C’est le 2 août qu’en nous séparant de l’Esméralda nous rompîmes le dernier lien qui nous attachait au monde. Il y a de cela quatre jours. Depuis, nous avons loué aux Indiens deux canots, si légèrement construits de bambous et de peaux que nous pourrons les porter pour contourner les obstacles. Nous les avons chargés de tous nos effets. Deux Indiens supplémentaires dont nous avons loué les services, et qui s’appellent Attaca et Ipétu, se trouvent, paraît-il, avoir accompagné le professeur Challenger dans son précédent voyage. Ils semblaient terrifiés à la pensée de le recommencer ; mais le chef de tribu exerce dans ce pays une autorité patriarcale ; et quand il juge un marché avantageux, l’homme engagé n’a pas voix au chapitre.

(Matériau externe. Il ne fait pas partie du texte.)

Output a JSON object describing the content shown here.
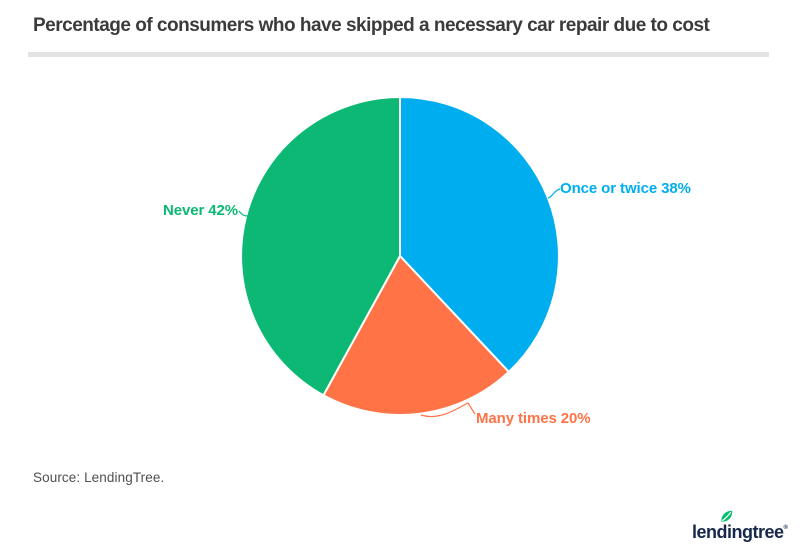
{
  "header": {
    "title": "Percentage of consumers who have skipped a necessary car repair due to cost"
  },
  "chart_data": {
    "type": "pie",
    "title": "Percentage of consumers who have skipped a necessary car repair due to cost",
    "start_angle_deg": 0,
    "direction": "clockwise",
    "legend_position": "none",
    "slices": [
      {
        "id": "once-or-twice",
        "label": "Once or twice",
        "value": 38,
        "display": "Once or twice 38%",
        "color": "#00aeef"
      },
      {
        "id": "many-times",
        "label": "Many times",
        "value": 20,
        "display": "Many times 20%",
        "color": "#ff7347"
      },
      {
        "id": "never",
        "label": "Never",
        "value": 42,
        "display": "Never 42%",
        "color": "#0cb873"
      }
    ]
  },
  "footer": {
    "source": "Source: LendingTree."
  },
  "logo": {
    "text": "lendingtree",
    "registered": "®",
    "leaf_color": "#00c06d",
    "text_color": "#16294a"
  }
}
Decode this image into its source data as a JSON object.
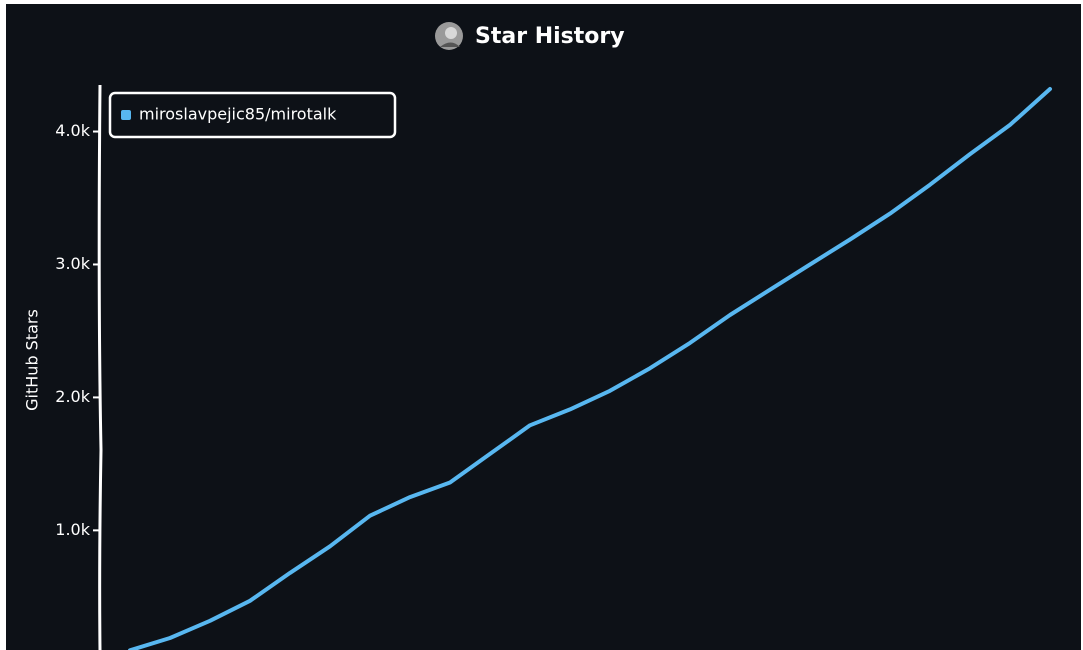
{
  "chart_data": {
    "type": "line",
    "title": "Star History",
    "y_label": "GitHub Stars",
    "categories": [
      null,
      null,
      null,
      null,
      null,
      null,
      null,
      null,
      null,
      null,
      null,
      null,
      null,
      null,
      null,
      null,
      null,
      null,
      null,
      null,
      null,
      null,
      null,
      null
    ],
    "series": [
      {
        "name": "miroslavpejic85/mirotalk",
        "color": "#58b7f0",
        "values": [
          98,
          190,
          320,
          470,
          680,
          880,
          1110,
          1250,
          1360,
          1575,
          1790,
          1910,
          2050,
          2220,
          2410,
          2620,
          2810,
          3000,
          3188,
          3383,
          3600,
          3830,
          4050,
          4320
        ]
      }
    ],
    "ylim": [
      100,
      4350
    ],
    "yticks": [
      {
        "value": 1000,
        "label": "1.0k"
      },
      {
        "value": 2000,
        "label": "2.0k"
      },
      {
        "value": 3000,
        "label": "3.0k"
      },
      {
        "value": 4000,
        "label": "4.0k"
      }
    ],
    "grid": false,
    "legend": "top-left"
  }
}
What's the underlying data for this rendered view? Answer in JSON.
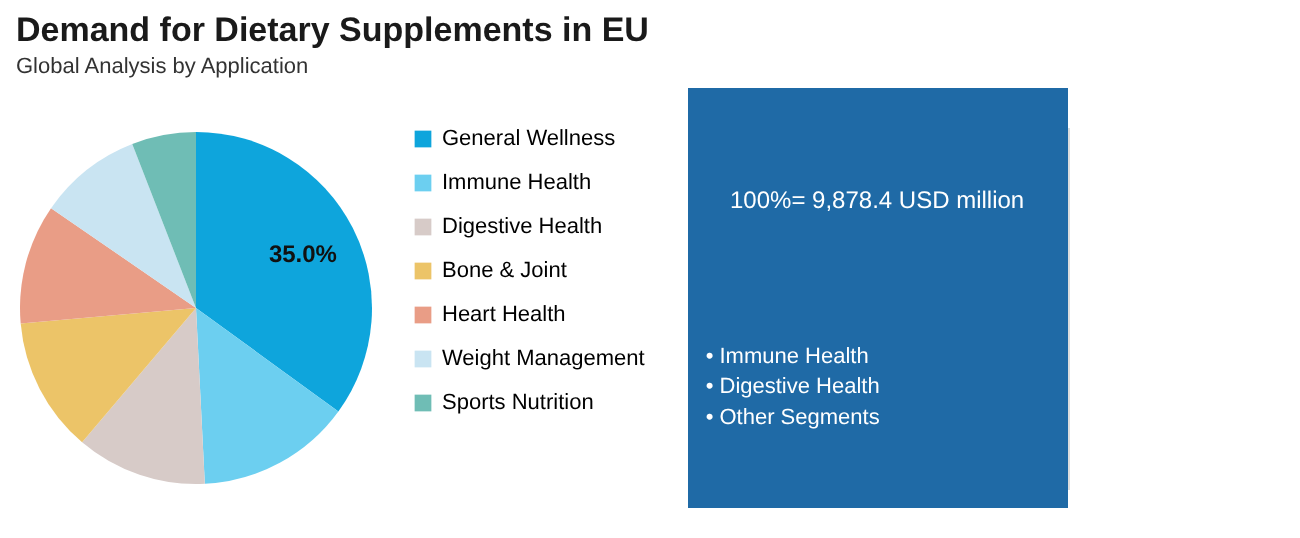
{
  "chart_data": {
    "type": "pie",
    "title": "Demand for Dietary Supplements in EU",
    "subtitle": "Global Analysis by Application",
    "categories": [
      "General Wellness",
      "Immune Health",
      "Digestive Health",
      "Bone & Joint",
      "Heart Health",
      "Weight Management",
      "Sports Nutrition"
    ],
    "values": [
      35.0,
      14.2,
      12.0,
      12.4,
      11.0,
      9.5,
      5.9
    ],
    "colors": [
      "#0ea5dc",
      "#6ccff0",
      "#d7cbc8",
      "#ecc468",
      "#e99d86",
      "#c9e4f2",
      "#6fbdb5"
    ],
    "value_labels": [
      "35.0%",
      null,
      null,
      null,
      null,
      null,
      null
    ],
    "legend": "right",
    "annotations": [
      "100%= 9,878.4 USD million",
      "• Immune Health",
      "• Digestive Health",
      "• Other Segments"
    ]
  }
}
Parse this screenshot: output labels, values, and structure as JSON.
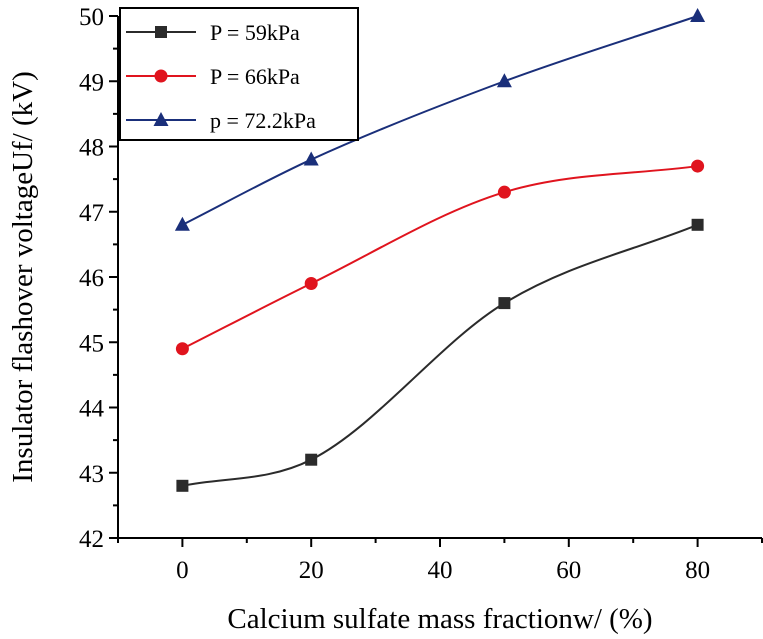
{
  "chart_data": {
    "type": "line",
    "title": "",
    "xlabel": "Calcium sulfate mass fractionw/ (%)",
    "ylabel": "Insulator flashover voltageUf/ (kV)",
    "xlim": [
      -10,
      90
    ],
    "ylim": [
      42,
      50
    ],
    "xticks": [
      0,
      20,
      40,
      60,
      80
    ],
    "yticks": [
      42,
      43,
      44,
      45,
      46,
      47,
      48,
      49,
      50
    ],
    "x": [
      0,
      20,
      50,
      80
    ],
    "legend_position": "top-left",
    "grid": false,
    "series": [
      {
        "name": "P = 59kPa",
        "marker": "square",
        "color": "#2b2b2b",
        "values": [
          42.8,
          43.2,
          45.6,
          46.8
        ]
      },
      {
        "name": "P = 66kPa",
        "marker": "circle",
        "color": "#e0141e",
        "values": [
          44.9,
          45.9,
          47.3,
          47.7
        ]
      },
      {
        "name": "p = 72.2kPa",
        "marker": "triangle",
        "color": "#1a2f7a",
        "values": [
          46.8,
          47.8,
          49.0,
          50.0
        ]
      }
    ]
  }
}
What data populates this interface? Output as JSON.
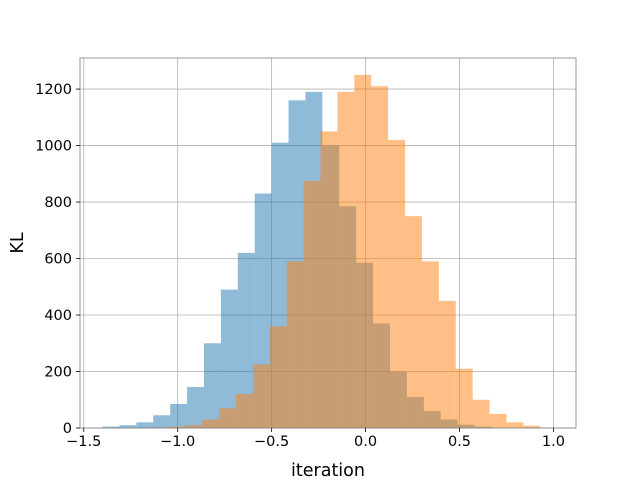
{
  "chart_data": {
    "type": "histogram",
    "title": "",
    "xlabel": "iteration",
    "ylabel": "KL",
    "xlim": [
      -1.52,
      1.12
    ],
    "ylim": [
      0,
      1310
    ],
    "xticks": [
      -1.5,
      -1.0,
      -0.5,
      0.0,
      0.5,
      1.0
    ],
    "xtick_labels": [
      "−1.5",
      "−1.0",
      "−0.5",
      "0.0",
      "0.5",
      "1.0"
    ],
    "yticks": [
      0,
      200,
      400,
      600,
      800,
      1000,
      1200
    ],
    "ytick_labels": [
      "0",
      "200",
      "400",
      "600",
      "800",
      "1000",
      "1200"
    ],
    "grid": true,
    "legend": false,
    "series": [
      {
        "color": "#1f77b4",
        "alpha": 0.5,
        "bin_edges": [
          -1.4,
          -1.31,
          -1.22,
          -1.13,
          -1.04,
          -0.95,
          -0.86,
          -0.77,
          -0.68,
          -0.59,
          -0.5,
          -0.41,
          -0.32,
          -0.23,
          -0.14,
          -0.05,
          0.04,
          0.13,
          0.22,
          0.31,
          0.4,
          0.49,
          0.58,
          0.67
        ],
        "counts": [
          5,
          10,
          20,
          45,
          85,
          145,
          300,
          490,
          620,
          830,
          1010,
          1160,
          1190,
          1000,
          785,
          585,
          370,
          200,
          110,
          60,
          30,
          12,
          5
        ]
      },
      {
        "color": "#ff7f0e",
        "alpha": 0.5,
        "bin_edges": [
          -1.14,
          -1.05,
          -0.96,
          -0.87,
          -0.78,
          -0.69,
          -0.6,
          -0.51,
          -0.42,
          -0.33,
          -0.24,
          -0.15,
          -0.06,
          0.03,
          0.12,
          0.21,
          0.3,
          0.39,
          0.48,
          0.57,
          0.66,
          0.75,
          0.84,
          0.93
        ],
        "counts": [
          2,
          5,
          10,
          30,
          70,
          120,
          225,
          360,
          590,
          875,
          1050,
          1190,
          1250,
          1210,
          1020,
          750,
          590,
          450,
          210,
          100,
          50,
          20,
          8
        ]
      }
    ]
  }
}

Ainsi, demain, nous disparaissons dans l’inconnu. J’envoie ces feuillets par canot. Peut-être porteront-ils notre dernière pensée à ceux que notre sort intéresse. Je vous les adresse, puisque nous en sommes convenus, mon cher Mr. Mc Ardle. Faites-y des ratures, des coupes, des modifications, usez-en avec eux comme il vous plaira : je vous les livre. L’assurance du professeur Challenger, malgré le scepticisme tenace du professeur Summerlee, me garantit qu’il saura établir le bien-fondé de ses déclarations. Nous sommes sans nul doute à la veille des événements les plus remarquables.


CHAPITRE VIII


« Sur la lisière de l’inconnu. »


Que nos amis d’Angleterre se réjouissent : nous touchons au but ; du moins nous avons déjà démontré dans une certaine mesure la vérité de ce qu’affirme Challenger. Si nous n’avons pas encore gravi le plateau, nous le voyons devant nous. Le professeur Summerlee vient déjà un peu à résipiscence. Sans admettre un instant que son rival puisse avoir raison, il s’obstine moins dans son système d’objections incessantes ; il observe et il se tait. Mais je reprends les faits où je les avais laissés. Un de nos Indiens, s’étant blessé, nous quitte : je lui confie cette lettre, non sans me demander ce qui en adviendra.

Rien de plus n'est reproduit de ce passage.